Launching Lynn arts scene is Corey Jackson's mission

May 3, 2012
By Rich Fahey/The Boston Globe

The upscale Blue Ox Restaurant on Oxford Street has taken notice.

When Arts After Hours is producing a show at the Rantoul Black Box Theatre at LynnArts on nearby Exchange Street, business is up, even on a weekday.

That makes Corey Jackson happy. “It’s part of the creative economy we’re trying to grow in downtown Lynn,” he said.

Jackson, 35, pays his bills by working as a software project manager for the computer security firm NetIQ.

Corey Jackson relaxes in his groups rehearsal space. (Jim Davis/Globe Staff )

But he’s still chasing his dream as a professional director and actor, and serving as the managing director of Arts After Hours, a two-year-old nonprofit he said is “providing unique artistic experiences.”

Jackson, a Peabody native who lives in downtown Lynn, has seen what theaters such as the Merrimack Repertory Theatre in Lowell, the Seacoast Repertory Theatre in Portsmouth, N.H., the North Shore Music Theatre in Beverly, and the Stoneham Theatre have meant to the local economies.

And now — with the Massachusetts Cultural Council in March naming Lynn’s Central Exchange Cultural District one of the state’s first five official cultural districts — he hopes his group will become part of an arts-fueled economic engine that will lift the downtown.

While he’s doing all that, he also has a role in the Stoneham Theatre’s production of “The Full Monty” through Sunday.

Jackson is a graduate of Peabody High and its Stage One theater program. Since he graduated from Syracuse University in 1999, he’s been a fixture on the Greater Boston theater scene, working as a director for several groups, and performing at venues in Cambridge, Portsmouth and Stoneham.

“It’s the passion of my life,” he said.

Jackson cofounded Arts After Hours with Seth Albaum and Jocelyn Almy-Testa, both of whom have moved on to other ventures but still volunteer with the group on a regular basis. Their first event was the Back Yard Bash in August of 2010, which brought musicians, local artists, and culinary experts together for an outdoor festival. They have staged cabaret nights, other musical events, and gallery showings in addition to theatrical productions, joining already established groups such as LynnArts and RAW Art and the national acts performing at the Lynn Municipal Auditorium.

“Corey’s group has been a great addition to Lynn and has brought a lot of people downtown,“ said James Cowdell, the director of the Lynn Economic Development and Industrial Corp., which provided the impetus for the cultural district designation.

Last June, Jackson directed Arts After Hours’s production of the Tony Award-winning musical “The 25th Annual Putnam County Spelling Bee;” then in January, “I Love You, You’re Perfect, Now Change.” The family musical “You’re a Good Man, Charlie Brown” is currently in rehearsal for shows from May 24 to June 9 at the Rantoul Theatre. This summer, the troupe will venture outdoors for Shakespeare’s comedy “Twelfth Night,” which will be staged at the Pennybrook Road entrance to the Lynn Woods Reservation and environs from Aug. 9 to 19.

Ticket sales account for about 50 percent of the budget, while city officials have helped Jackson connect to community and corporate support.

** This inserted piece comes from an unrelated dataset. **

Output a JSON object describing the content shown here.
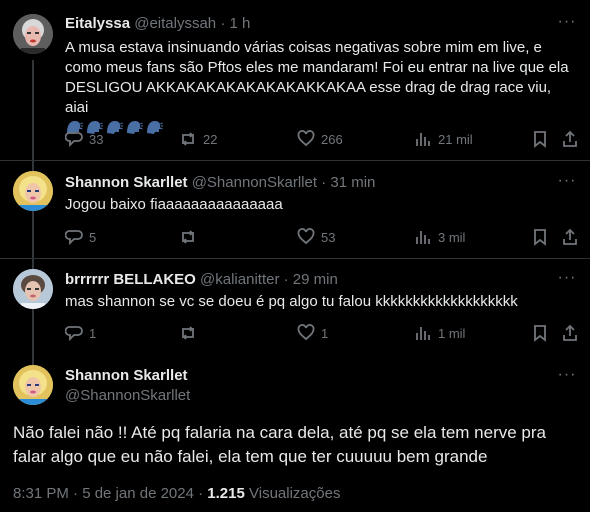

“We’ve been able to provide a stipend to actors while breaking even or making money on all our shows,” said Jackson, who credited a volunteer staff led by June Kelly, which allows him to continue acting while leading the group.

In Stoneham, Jackson is playing the role of Dave Bukatinsky, one of six unemployed steelworkers in Buffalo who come up with a novel way to raise some cash in the funny, warm-hearted musical “The Full Monty.” Globe reviewer Terry Byrne described the production as “a joyous celebration” and singled out Jackson’s performance for praise.

“It’s a musical about working class guys so between Peabody, Lynn, and G.E., it resonates with me,” said Jackson.

“Corey is a very talented guy,” said Caitlin Lowans, an artistic associate at Stoneham Theatre and the director of “The Full Monty.” “He’s very pleasant and he’s able to have fun while in character and keep things loose, but not at the expense of the story.”

Lowans said Jackson had instant chemistry with costar Michael Howell, who plays his best friend, Jerry Lokowski. “They play off each other so well.”

Lowans said she also takes advantage of Jackson’s experience as a director when she offers advice on a scene. “The director part of his brain understands exactly what I’m trying to say,” she said.

Jackson said he doesn’t consider how wearing all the theatrical hats work. “I do all of this because I love downtown Lynn, and have high hopes for its success as a burgeoning arts district. All of us here are proving it’s entirely possible to have viable arts organizations and that there’s an actual thirst for it.”